En un an de pandémie, il a eu le temps de peaufiner sa technique : s'informer sur les sujets d'intérêt des individus qu'il souhaite rencontrer, publier des contenus qui pourraient les intéresser, puis entrer progressivement en interaction avec eux, idéalement par l'entremise d'un contact commun. À ce moment, il est équipé pour leur offrir de la valeur.
« Bâtir sa crédibilité est un processus de longue haleine ; il faut bien s’éduquer sur les enjeux du secteur et les occasions pour le Fonds d'avoir un réel impact. En partageant des contenus pertinents dans LinkedIn, ciblés sur des champs d’intérêt bien spécifiques à l’entrepreneur que je souhaite rencontrer, j'aurai plus de chances d’obtenir 30-45 minutes avec lui. Il faut prendre le temps de gagner la confiance des gens », dit Youssef.
Amélie recommande en outre de porter attention aux activités de la personne et de son organisation, à ses préoccupations et à ses ambitions. Il est peut-être opportun de la féliciter par exemple pour un accomplissement, pour établir d’emblée une proximité et une « chaleur humaine », dit-elle.
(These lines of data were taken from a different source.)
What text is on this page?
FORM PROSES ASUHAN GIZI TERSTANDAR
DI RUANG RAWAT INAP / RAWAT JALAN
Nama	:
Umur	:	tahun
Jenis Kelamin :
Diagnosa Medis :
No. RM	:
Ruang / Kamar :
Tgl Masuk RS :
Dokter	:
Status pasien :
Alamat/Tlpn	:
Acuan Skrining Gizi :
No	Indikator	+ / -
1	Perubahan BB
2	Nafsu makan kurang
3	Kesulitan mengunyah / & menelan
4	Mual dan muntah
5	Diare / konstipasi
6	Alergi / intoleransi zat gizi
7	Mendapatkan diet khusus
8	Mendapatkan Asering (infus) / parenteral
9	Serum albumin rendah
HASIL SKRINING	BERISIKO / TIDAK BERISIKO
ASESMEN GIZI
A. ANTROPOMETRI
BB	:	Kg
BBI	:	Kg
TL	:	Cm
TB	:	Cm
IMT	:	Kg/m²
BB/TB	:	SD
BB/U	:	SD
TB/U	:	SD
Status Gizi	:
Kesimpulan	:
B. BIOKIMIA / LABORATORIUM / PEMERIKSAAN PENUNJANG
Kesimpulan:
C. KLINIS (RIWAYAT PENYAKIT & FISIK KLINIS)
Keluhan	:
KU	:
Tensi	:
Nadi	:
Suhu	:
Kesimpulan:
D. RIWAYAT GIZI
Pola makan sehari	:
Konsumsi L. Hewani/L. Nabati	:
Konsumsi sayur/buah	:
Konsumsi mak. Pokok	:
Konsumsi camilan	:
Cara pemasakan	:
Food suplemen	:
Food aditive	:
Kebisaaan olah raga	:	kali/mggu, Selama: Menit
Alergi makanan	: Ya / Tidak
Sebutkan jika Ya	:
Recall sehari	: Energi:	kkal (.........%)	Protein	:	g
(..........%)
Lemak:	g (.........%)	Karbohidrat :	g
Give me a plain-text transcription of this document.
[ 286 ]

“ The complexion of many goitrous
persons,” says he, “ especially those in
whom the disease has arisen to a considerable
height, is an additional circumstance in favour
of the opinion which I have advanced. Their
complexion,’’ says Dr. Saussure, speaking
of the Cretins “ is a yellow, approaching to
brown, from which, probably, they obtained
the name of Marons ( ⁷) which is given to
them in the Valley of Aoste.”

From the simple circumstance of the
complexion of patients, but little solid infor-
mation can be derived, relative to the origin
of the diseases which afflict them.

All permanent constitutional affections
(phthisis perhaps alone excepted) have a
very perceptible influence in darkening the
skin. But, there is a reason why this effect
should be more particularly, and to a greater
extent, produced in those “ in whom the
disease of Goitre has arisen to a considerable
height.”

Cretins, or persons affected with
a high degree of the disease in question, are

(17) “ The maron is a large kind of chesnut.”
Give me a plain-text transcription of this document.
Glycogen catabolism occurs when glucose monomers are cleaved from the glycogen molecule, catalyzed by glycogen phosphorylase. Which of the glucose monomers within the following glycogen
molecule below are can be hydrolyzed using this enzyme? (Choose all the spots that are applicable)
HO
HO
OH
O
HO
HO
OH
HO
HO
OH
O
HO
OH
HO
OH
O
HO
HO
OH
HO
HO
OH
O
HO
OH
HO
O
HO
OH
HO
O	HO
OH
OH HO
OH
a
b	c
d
4. L’efficacité est là pour rester
Dans l'expérience de nos experts, un rendez-vous virtuel peut être obtenu plus rapidement qu'une rencontre physique dont la logistique pouvait prendre plusieurs mois auparavant. Et ils apprécient la possibilité offerte par certaines plates-formes de pouvoir discuter en privé avec une personne pour ensuite revenir à la plénière, ou encore consulter les profils des participants pour les contacter ultérieurement, et autres fonctionnalités qui aboutissent sur un réseautage plus efficace que jamais.
« Ce contexte m'a permis d'organiser des rendez-vous de 30 minutes avec des PDG que je n'arrivais à rencontrer auparavant que dans des groupes élargis, souvent lors de soirées bruyantes », se réjouit Amélie.
« On entendait souvent dire que le contact virtuel manque de chaleur, qu’il n’y avait rien de mieux que les rencontres en personne. Mais je crois que le mythe est tombé », renchérit Youssef. « J’ai assisté à un événement ce matin où des dirigeants disaient que le numérique leur permettait de mieux personnaliser leur offre, et c’est cela qui séduit la clientèle d’affaires de nos jours. »
Alors va-t-on rester devant nos écrans une fois la COVID-19 partie ? Amélie croit qu’une bonne part du réseautage va rester virtuel : « Je crois que notre travail va devenir hybride. On va apprécier de se voir en personne car c’est un besoin humain d’être social, mais tout ce qui peut être fait efficacement à distance va le rester. On a fait nos preuves et on est plus à l’aise avec le virtuel. Et puis, c'est dans la nature des entrepreneurs d'optimiser leur temps et leur énergie ! »
« Le présentiel ne pourra pas revenir à 100 % », opine Youssef. « On va sûrement moins participer aux grands événements, souvent lointains, où des milliers de personnes se côtoient, car la pandémie nous a appris à développer efficacement nos relations d’affaires à distance. Cependant, on aura toujours besoin de rencontrer physiquement les entrepreneurs dans leur environnement de travail. Outre le démarchage, le travail d’un investisseur implique d'évaluer tous les aspects de l’entreprise candidate au financement, la visite des bureaux ou usines en fait partie. »
Pandémie ou pas, les deux s'entendent pour rappeler qu'une prise de contact réussie n'est qu'un début ; elle n'aboutira sur une relation d'affaires florissante que si on se montre attentif et généreux avec l'autre. Être à l'écoute, rester facilement accessible, être structuré dans son approche, partager des références de son réseau de contact, sont autant d'aptitudes qui ne se mesurent pas mais qui font toute la différence.